I continued on to the Met, and sketched the statue of Praxiteles.  The statue is a final statement, by the Greeks, on mathematical perfection in human form... an idealized essence.  I can't describe how useful it is to regularly sketch from statues, such as this.  It is like practicing scales on the piano, developing dexterity, allowing your senses to perceive beauty in line, gradation of light.

Praxiteles, pencil on Italian paper, 6" x 10"

Leaving from the Met, I walked further downtown to meet with a fellow who I met in the city, and who reads this blog.  Reading the entry "Cassie," he was moved by the drawing of the fallen bird, and was interested in purchasing it.  We met up in midtown Manhattan and had a wonderful time talking.  I'm glad the drawing is in his hands.

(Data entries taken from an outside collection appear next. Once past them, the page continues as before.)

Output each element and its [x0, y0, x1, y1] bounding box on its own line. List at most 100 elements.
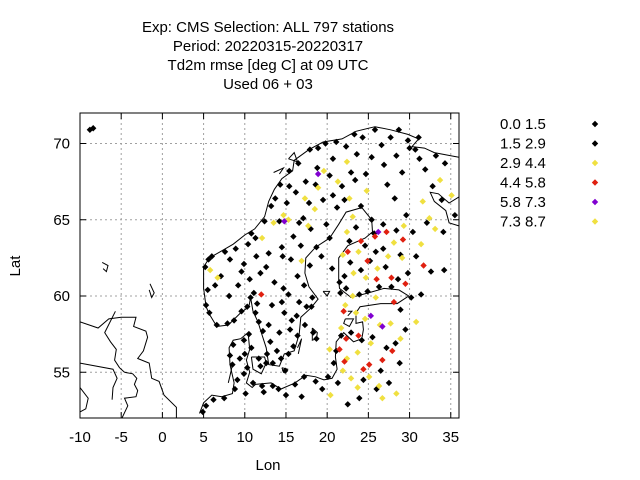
station-point: [217, 272, 225, 280]
station-point: [230, 317, 238, 324]
station-point: [364, 257, 371, 265]
station-point: [451, 211, 459, 219]
station-point: [356, 291, 363, 298]
station-point: [242, 390, 249, 397]
station-point: [248, 230, 255, 237]
station-point: [367, 312, 375, 320]
station-point: [286, 183, 293, 190]
station-point: [384, 181, 391, 188]
station-point: [276, 329, 283, 336]
station-point: [258, 234, 266, 242]
station-point: [409, 228, 417, 236]
station-point: [265, 321, 272, 329]
station-point: [303, 303, 310, 310]
station-point: [285, 291, 292, 298]
station-point: [377, 367, 384, 374]
station-point: [306, 146, 314, 153]
station-point: [295, 160, 302, 167]
station-point: [287, 256, 295, 263]
station-point: [261, 218, 268, 225]
x-tick-label: 5: [199, 429, 207, 446]
y-tick-label: 55: [53, 364, 70, 381]
station-point: [298, 257, 305, 265]
station-point: [360, 366, 367, 373]
station-point: [276, 218, 283, 225]
coastline-segment: [121, 371, 139, 418]
station-point: [295, 219, 303, 226]
station-point: [412, 146, 419, 153]
station-point: [342, 285, 350, 292]
station-point: [314, 170, 322, 178]
station-point: [225, 292, 233, 300]
station-point: [361, 242, 369, 249]
station-point: [378, 141, 385, 149]
station-point: [206, 309, 213, 316]
station-point: [257, 362, 264, 370]
station-point: [226, 352, 234, 359]
station-point: [308, 303, 315, 310]
station-point: [270, 219, 277, 226]
station-point: [341, 272, 348, 280]
station-point: [263, 350, 271, 358]
station-point: [343, 228, 351, 236]
coastline-segment: [80, 387, 89, 413]
station-point: [305, 222, 312, 230]
legend: 0.0 1.5 1.5 2.9 2.9 4.4 4.4 5.8 5.8 7.3 7.3 8…: [500, 116, 599, 231]
station-point: [393, 152, 400, 159]
station-point: [412, 318, 420, 326]
station-point: [292, 189, 300, 196]
station-point: [343, 158, 351, 165]
station-point: [277, 181, 284, 188]
x-tick-label: 15: [278, 429, 295, 446]
station-point: [353, 150, 361, 158]
station-point: [282, 391, 290, 399]
station-point: [319, 385, 326, 393]
station-point: [280, 285, 287, 292]
station-point: [390, 298, 398, 306]
legend-marker: [591, 198, 599, 206]
station-point: [244, 303, 251, 310]
coastline-segment: [250, 356, 267, 375]
station-point: [309, 329, 317, 336]
station-point: [267, 338, 274, 345]
y-axis-label: Lat: [7, 255, 24, 277]
x-tick-label: -10: [69, 429, 91, 446]
station-point: [363, 187, 370, 194]
station-point: [359, 134, 366, 141]
station-point: [285, 216, 292, 223]
station-point: [281, 367, 289, 374]
station-point: [293, 312, 300, 320]
station-point: [388, 274, 395, 281]
station-point: [313, 244, 320, 251]
station-point: [240, 260, 248, 268]
station-point: [403, 211, 410, 219]
x-tick-label: 35: [442, 429, 459, 446]
station-point: [267, 202, 275, 210]
station-point: [240, 370, 248, 377]
station-point: [347, 329, 355, 336]
title-line-period: Period: 20220315-20220317: [173, 38, 363, 55]
legend-label: 1.5 2.9: [500, 136, 546, 153]
station-point: [278, 298, 286, 306]
station-point: [415, 134, 422, 141]
station-point: [326, 172, 333, 179]
station-point: [326, 234, 333, 242]
station-point: [426, 215, 433, 222]
station-point: [400, 222, 407, 230]
station-point: [295, 298, 303, 306]
station-point: [357, 266, 365, 274]
station-point: [211, 282, 219, 289]
coastline-segment: [101, 261, 109, 273]
coastline-segment: [273, 166, 285, 175]
station-point: [396, 359, 403, 367]
station-point: [255, 318, 262, 326]
station-point: [391, 195, 398, 202]
station-point: [398, 254, 406, 262]
station-point: [380, 161, 388, 169]
station-point: [244, 240, 252, 248]
station-point: [314, 164, 321, 172]
station-point: [269, 359, 276, 367]
title-line-used: Used 06 + 03: [223, 76, 313, 93]
station-point: [347, 169, 355, 176]
station-point: [288, 317, 295, 324]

So, I have to digress to another scene altogether.  Ten years ago, I sat in a huge barn in Smithtown, New York.  Kevin Burke was playing jigs, reels, and airs.  This famed Irish musician has a gift of interpretation, giving immediate life to tunes that are hundreds, if not thousands, of years old.  As he performed his tunes to a rapt audience, I suddenly became aware of a steady rhythm that resonated through the entire barn.  Kevin Burke was leaning into his fiddle, his shoulder bouncing, his gaze far off... and the audience was keeping time to his reel.  I looked down at the floor, and realized that every last person was lightly tapping their feet in time with his music.  The cumulative light tap of eighty feet turned into a hushed heartbeat that infused Kevin Burke's music with life.  It was a moment to never forget.

As I paint, and go about my day, I oftentimes find myself wondering if my work belongs to a people.  I am so afraid of becoming a gallery painter, with my works going from easel to gallery wall to collectors wall, with nobody in between.  I want my paintings to belong to a people, in whatever capacity that might be.  As I returned from Manhattan, thoroughly fulfilled by my long day, I checked my blog to see if there was anything happening.  There were eighty or so visits to the site, everyday, for the past few months.  As I sketched in a subway, as I copied the statue of Praxiteles, as I delivered the drawing of the fallen bird, as I write this blog... I'm aware of a steady rhythm of feet, a hushed heartbeat, that is keeping time with my paintings and drawings.  I am so fulfilled, and I wanted to thank you all of you, the readers of my ramblings.